L’article 279-1 de la pernicieuse loi que vous avez fait voter la semaine dernière qualifie d’acte de terrorisme tout acte commis intentionnellement en relation avec une entreprise individuelle ou collective ayant pour but d’intimider une population, de troubler gravement l’ordre public ou le fonctionnement normal des institutions nationales et internationales, de contraindre un gouvernement ou une organisation internationale à accomplir ou s’abstenir d’accomplir un acte quelconque par la terreur.
Cet article, dans toutes ses dimensions, vise le commun des humains, c’est-à-dire celui qu’on appelle « Le justiciable ». Vous me direz que c’est normal, car quiconque enfreint les règles, s’expose aux sanctions aussi dures soient-elles.
Une autre lecture de ma part m’oblige à élargir les cibles de cette loi. Les actes des Présidents ou Dirigeants d’Etat, sont-ils pris en compte par cette disposition de la loi ?
En effet Monsieur le Président ! J’imagine déjà une levée de boucliers face à mon interpellation que certains jugeront cocasse, mais dans le fond elle tient. Les citoyens sont capables d’actes terroristes tout comme ceux qui les dirigent. Un Président de la République peut intentionnellement, en relation avec un ou plusieurs groupes, intimider son peuple, troubler gravement sa quiétude, troubler le fonctionnement des institutions par de vils procédés politiques, contraindre un gouvernement, le législatif ou pire le judiciaire, ou une organisation à accomplir ou s’abstenir d’accomplir un acte.
J’emploierai ici quelques exemples pour étayer mon argumentaire et faire comprendre qu’être à l’initiative de la loi n’exclut pas forcément d’être en marge de cette même loi.
- Quand un Président, dans son mandat, emploie la violence d’état pour des arrestations arbitraires au motif de l’article 80, mène des « liquidations » d’adversaires politiques, exerce de multiples tentatives de musèlement de l’opinion populaire, procéde à la mise hors circuit de candidats à une élection par le système de parrainage, il est dans une entreprise individuelle et collective, parce qu’aidé en cela par son administration, d’intimidation des populations qu’il dirige.

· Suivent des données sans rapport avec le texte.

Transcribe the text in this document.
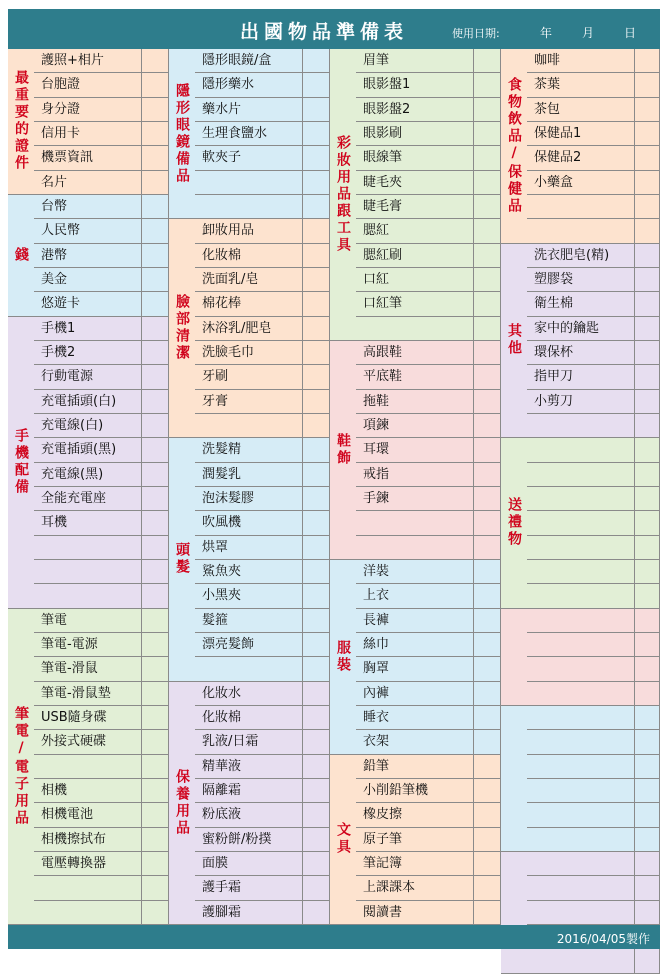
出國物品準備表	使用日期:	年 月 日
最重要的證件
護照+相片
台胞證
身分證
信用卡
機票資訊
名片
錢
台幣
人民幣
港幣
美金
悠遊卡
手機配備
手機1
手機2
行動電源
充電插頭(白)
充電線(白)
充電插頭(黑)
充電線(黑)
全能充電座
耳機
筆電/電子用品
筆電
筆電-電源
筆電-滑鼠
筆電-滑鼠墊
USB隨身碟
外接式硬碟
相機
相機電池
相機擦拭布
電壓轉換器
隱形眼鏡備品
隱形眼鏡/盒
隱形藥水
藥水片
生理食鹽水
軟夾子
臉部清潔
卸妝用品
化妝棉
洗面乳/皂
棉花棒
沐浴乳/肥皂
洗臉毛巾
牙刷
牙膏
頭髮
洗髮精
潤髮乳
泡沫髮膠
吹風機
烘罩
鯊魚夾
小黑夾
髮箍
漂亮髮飾
保養用品
化妝水
化妝棉
乳液/日霜
精華液
隔離霜
粉底液
蜜粉餅/粉撲
面膜
護手霜
護腳霜
彩妝用品跟工具
眉筆
眼影盤1
眼影盤2
眼影刷
眼線筆
睫毛夾
睫毛膏
腮紅
腮紅刷
口紅
口紅筆
鞋飾
高跟鞋
平底鞋
拖鞋
項鍊
耳環
戒指
手鍊
服裝
洋裝
上衣
長褲
絲巾
胸罩
內褲
睡衣
衣架
文具
鉛筆
小削鉛筆機
橡皮擦
原子筆
筆記簿
上課課本
閱讀書
食物飲品/保健品
咖啡
茶葉
茶包
保健品1
保健品2
小藥盒
其他
洗衣肥皂(精)
塑膠袋
衛生棉
家中的鑰匙
環保杯
指甲刀
小剪刀
送禮物
2016/04/05製作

- Quand un Président, dans son mandat, réprime sans retenue ou interdit toute manifestation publique visant à se complaindre de sa gouvernance, loue les services d’une milice politique pour se déchainer sur les manifestants, il est dans une entreprise individuelle et collective, parce qu’aidé en cela par son administration, de troubler gravement l’ordre (quiétude) public.
- Quand un Président, durant son mandat, démet la Présidente de l’OFNAC de ses fonctions sous prétexte qu’elle a publié les résultats du rapport faisant état de la corruption au sein de son administration, il est est dans une entreprise individuelle de troubler le fonctionnement normal d’une institution nationale.
- Quand un Président, durant son mandat, refuse d’appliquer des décisions d’institutions supranationales, parce que prononcées en sa défaveur, préférant se réfugier derrière la surprenante souveraineté judiciaire, il est dans une entreprise individuelle et collective, parce qu’aidé en cela par son administration, de contraindre une organisation à ne pas accomplir dans sa complétude l’acte qui sied.
Je connais quelque part en Afrique de l’Ouest un pays où le Président ne se refuse aucune de ces pratiques énumérées ci-dessus pour, dit-il, conduire ses concitoyens vers l’émergence.
Ma conscience, après le vote de ce projet de loi n°10/2021 modifiant la loi 65-60 du 21 juillet 1965, m’oblige à dire que des Présidents chercheront par le biais des textes à punir à la réclusion criminelle des terroristes en refusant de croire qu’ils devaient être les premiers à subir les foudres de cette loi car aux yeux de leur Peuple, ils apparaissent comme terroristes.
Les explications infirmes que votre garde des sceaux a pitoyablement tenté d’apporter quant aux motivations de cette loi imposent la question suivante : Monsieur le Président, selon votre texte de loi votée par votre Assemblée Partisane, le jeune Cheikh Wade, tué par une balle des forces de sécurité lors des récentes manifestations pour la démocratie, serait donc un terroriste ?
J’espère que votre quête démesurée de repression de l’opinion populaire n’endiguera pas votre devoir d’instruire la justice pour que la lumière soit faite sur les 14 victimes des évènements de février-mars 2021. Lesquels événements ont fini de montrer qu’un régime peut passer de terrorisé à terroriste.